After that you would have a series with the index being the genus, and the values being the number of unique features classified as that genus.

Stream_biofilm · January 19, 2018, 12:54am

@jakereps I appreciate the suggestion. Im just surprised there is no way to complete the same task through the current plugins in the Q2CLI. I think it could be a very useful addition.

Danny

ebolyen · January 19, 2018, 7:04pm

That does sound handy!

Which do you think would be more useful, another feature-table of taxon-by-feature like this:

               b680bc5baa75aad30af95e910bd99d1d 28643c7006d94784f9157251d9cdf0da
k__foo;p__bar                                50                               70
k__baz;p__qux                                 0                               20

Where the respective feature/read counts still exist, or something more like a "collapse summary":

k__foo;p__bar    2
k__baz;p__qux    1

Which I believe is what @jakereps code will give you.

You could theoretically do some more downstream stuff with the feature-table, but I'm not certain how useful that is in practice.

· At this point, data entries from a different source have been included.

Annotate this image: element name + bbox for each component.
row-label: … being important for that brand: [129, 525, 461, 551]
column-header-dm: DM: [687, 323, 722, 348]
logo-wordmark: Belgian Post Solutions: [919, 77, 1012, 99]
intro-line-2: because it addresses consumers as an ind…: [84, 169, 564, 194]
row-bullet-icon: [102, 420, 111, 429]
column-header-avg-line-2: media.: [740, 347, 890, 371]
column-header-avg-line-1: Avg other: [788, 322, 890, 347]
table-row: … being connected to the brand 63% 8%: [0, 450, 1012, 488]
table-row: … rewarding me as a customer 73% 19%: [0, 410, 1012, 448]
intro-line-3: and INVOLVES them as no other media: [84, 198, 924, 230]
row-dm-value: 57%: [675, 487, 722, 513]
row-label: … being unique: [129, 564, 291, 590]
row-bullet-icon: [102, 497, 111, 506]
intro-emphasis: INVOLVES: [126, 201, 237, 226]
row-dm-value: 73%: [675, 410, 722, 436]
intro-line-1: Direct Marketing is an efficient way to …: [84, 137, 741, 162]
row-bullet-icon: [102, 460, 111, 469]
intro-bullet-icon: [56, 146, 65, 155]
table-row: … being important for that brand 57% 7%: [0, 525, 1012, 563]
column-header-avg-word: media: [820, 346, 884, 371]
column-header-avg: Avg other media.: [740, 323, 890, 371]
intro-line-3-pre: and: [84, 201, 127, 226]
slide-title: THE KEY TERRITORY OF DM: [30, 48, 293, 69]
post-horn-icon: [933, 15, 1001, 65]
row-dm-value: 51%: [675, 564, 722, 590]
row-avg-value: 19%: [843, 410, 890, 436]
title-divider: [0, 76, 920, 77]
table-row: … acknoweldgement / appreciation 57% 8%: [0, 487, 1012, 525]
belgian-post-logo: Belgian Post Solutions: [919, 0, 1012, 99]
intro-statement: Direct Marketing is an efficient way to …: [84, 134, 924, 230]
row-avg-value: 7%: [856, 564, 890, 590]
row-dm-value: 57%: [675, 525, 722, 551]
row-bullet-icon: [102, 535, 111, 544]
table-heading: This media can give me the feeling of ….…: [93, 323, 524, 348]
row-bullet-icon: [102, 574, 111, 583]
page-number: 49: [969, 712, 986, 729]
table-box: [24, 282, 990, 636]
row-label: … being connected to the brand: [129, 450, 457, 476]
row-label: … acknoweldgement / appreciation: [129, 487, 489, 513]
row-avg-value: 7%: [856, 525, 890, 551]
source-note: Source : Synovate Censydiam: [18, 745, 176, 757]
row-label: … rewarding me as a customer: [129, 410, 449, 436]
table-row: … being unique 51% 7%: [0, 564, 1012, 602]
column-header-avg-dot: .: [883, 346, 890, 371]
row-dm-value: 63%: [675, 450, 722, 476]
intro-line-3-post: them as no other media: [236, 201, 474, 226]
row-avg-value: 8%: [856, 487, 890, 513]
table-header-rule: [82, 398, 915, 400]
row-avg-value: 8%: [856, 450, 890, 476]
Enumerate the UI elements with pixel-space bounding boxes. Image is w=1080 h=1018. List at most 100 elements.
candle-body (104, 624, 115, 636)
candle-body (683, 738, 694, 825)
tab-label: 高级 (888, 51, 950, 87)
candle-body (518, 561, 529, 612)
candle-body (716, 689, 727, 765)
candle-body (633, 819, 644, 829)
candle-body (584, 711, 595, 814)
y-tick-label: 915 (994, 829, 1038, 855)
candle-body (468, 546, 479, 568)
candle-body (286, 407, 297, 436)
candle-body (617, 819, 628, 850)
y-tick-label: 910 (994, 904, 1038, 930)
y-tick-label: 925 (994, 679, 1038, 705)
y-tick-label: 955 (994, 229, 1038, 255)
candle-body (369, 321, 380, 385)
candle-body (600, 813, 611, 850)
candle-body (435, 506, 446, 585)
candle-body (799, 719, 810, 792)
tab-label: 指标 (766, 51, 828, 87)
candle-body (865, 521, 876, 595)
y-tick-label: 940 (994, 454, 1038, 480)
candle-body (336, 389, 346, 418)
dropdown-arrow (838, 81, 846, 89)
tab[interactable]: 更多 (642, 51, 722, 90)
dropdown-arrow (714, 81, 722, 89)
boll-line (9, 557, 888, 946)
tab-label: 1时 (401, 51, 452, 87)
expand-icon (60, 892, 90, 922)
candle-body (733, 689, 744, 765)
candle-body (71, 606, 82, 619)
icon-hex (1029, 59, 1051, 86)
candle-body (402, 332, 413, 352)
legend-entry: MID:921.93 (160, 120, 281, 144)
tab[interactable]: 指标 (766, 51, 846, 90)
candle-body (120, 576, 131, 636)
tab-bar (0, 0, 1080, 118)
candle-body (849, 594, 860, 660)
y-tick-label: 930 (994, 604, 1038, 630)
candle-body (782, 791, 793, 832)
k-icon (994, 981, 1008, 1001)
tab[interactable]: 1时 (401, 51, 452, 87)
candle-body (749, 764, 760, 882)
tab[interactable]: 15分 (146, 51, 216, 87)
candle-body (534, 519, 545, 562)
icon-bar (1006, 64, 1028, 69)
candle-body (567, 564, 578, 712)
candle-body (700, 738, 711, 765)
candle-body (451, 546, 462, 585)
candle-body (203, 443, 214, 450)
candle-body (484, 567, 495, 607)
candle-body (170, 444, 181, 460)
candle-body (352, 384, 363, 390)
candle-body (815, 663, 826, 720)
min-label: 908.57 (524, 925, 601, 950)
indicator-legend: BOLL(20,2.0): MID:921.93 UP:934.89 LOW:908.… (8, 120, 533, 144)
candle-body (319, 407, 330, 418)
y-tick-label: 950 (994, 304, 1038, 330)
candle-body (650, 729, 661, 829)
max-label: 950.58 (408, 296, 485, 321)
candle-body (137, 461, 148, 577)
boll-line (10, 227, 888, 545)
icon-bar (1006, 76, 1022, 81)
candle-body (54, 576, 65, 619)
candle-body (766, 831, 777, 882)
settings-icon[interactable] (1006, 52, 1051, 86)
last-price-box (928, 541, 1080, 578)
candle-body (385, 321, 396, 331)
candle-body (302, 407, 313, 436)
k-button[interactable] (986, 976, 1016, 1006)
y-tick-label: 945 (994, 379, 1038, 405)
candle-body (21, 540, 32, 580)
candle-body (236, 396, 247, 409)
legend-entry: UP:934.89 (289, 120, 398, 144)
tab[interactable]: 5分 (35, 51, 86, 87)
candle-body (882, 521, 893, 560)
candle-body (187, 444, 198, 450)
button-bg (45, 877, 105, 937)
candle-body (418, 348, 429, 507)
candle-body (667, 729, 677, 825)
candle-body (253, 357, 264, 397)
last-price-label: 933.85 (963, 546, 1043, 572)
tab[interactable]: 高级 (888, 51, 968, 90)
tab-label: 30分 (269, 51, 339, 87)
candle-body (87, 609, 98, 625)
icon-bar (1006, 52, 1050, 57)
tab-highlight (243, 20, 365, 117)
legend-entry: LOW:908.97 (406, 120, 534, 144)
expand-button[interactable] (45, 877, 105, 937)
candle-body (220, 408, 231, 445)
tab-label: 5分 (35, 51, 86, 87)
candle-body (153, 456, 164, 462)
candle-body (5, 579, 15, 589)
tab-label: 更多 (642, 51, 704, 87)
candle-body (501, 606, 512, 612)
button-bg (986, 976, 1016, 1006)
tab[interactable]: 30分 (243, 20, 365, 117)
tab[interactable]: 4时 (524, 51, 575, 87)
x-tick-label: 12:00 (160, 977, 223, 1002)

Nicholas_Bokulich · January 19, 2018, 7:24pm

I think an easy way to implement this in the CLI would be to have collapse accept a FeatureTable[PresenceAbsence]. Then the collapsed table would contain the # of unique ASVs/OTU that belong to each taxon — is that what you are looking for, @Stream_biofilm ?

Stream_biofilm · January 19, 2018, 8:33pm

@Nicholas_Bokulich Yes, I think that would be extremely useful to allow researchers to see how many ASVs/OTUs are present in each taxon. It can then also be used to calculate relative abundance of a particular taxon based on ASV/OTUs instead of reads.

@ebolyen Would the collapsed table still be able to show this ASV/OTU count per taxon per sample?

Nicholas_Bokulich · January 22, 2018, 6:33pm

I am not really following this. Could you please clarify? This transformation would report the number of ASVs/OTUs belonging to each taxon in each sample, so I suppose this could be used to calculate the relative proportion of unique ASVs/OTUs from each clade, if that's what you are going for. That seems like a bit of a contrived/odd measurement to me, but yes that should be do-able with the transformation discussed above.

No, the collapsed table looks like an overall summary of all samples (e.g., the unique ASVs/OTUs belonging to each taxon across all samples)

Sounds like you are going for the former (taxon-by-feature), which I think is what my suggestion would achieve, once implemented.

I have added this issue to track progress on this. We will post back here whenever such changes make it into a release. Thanks!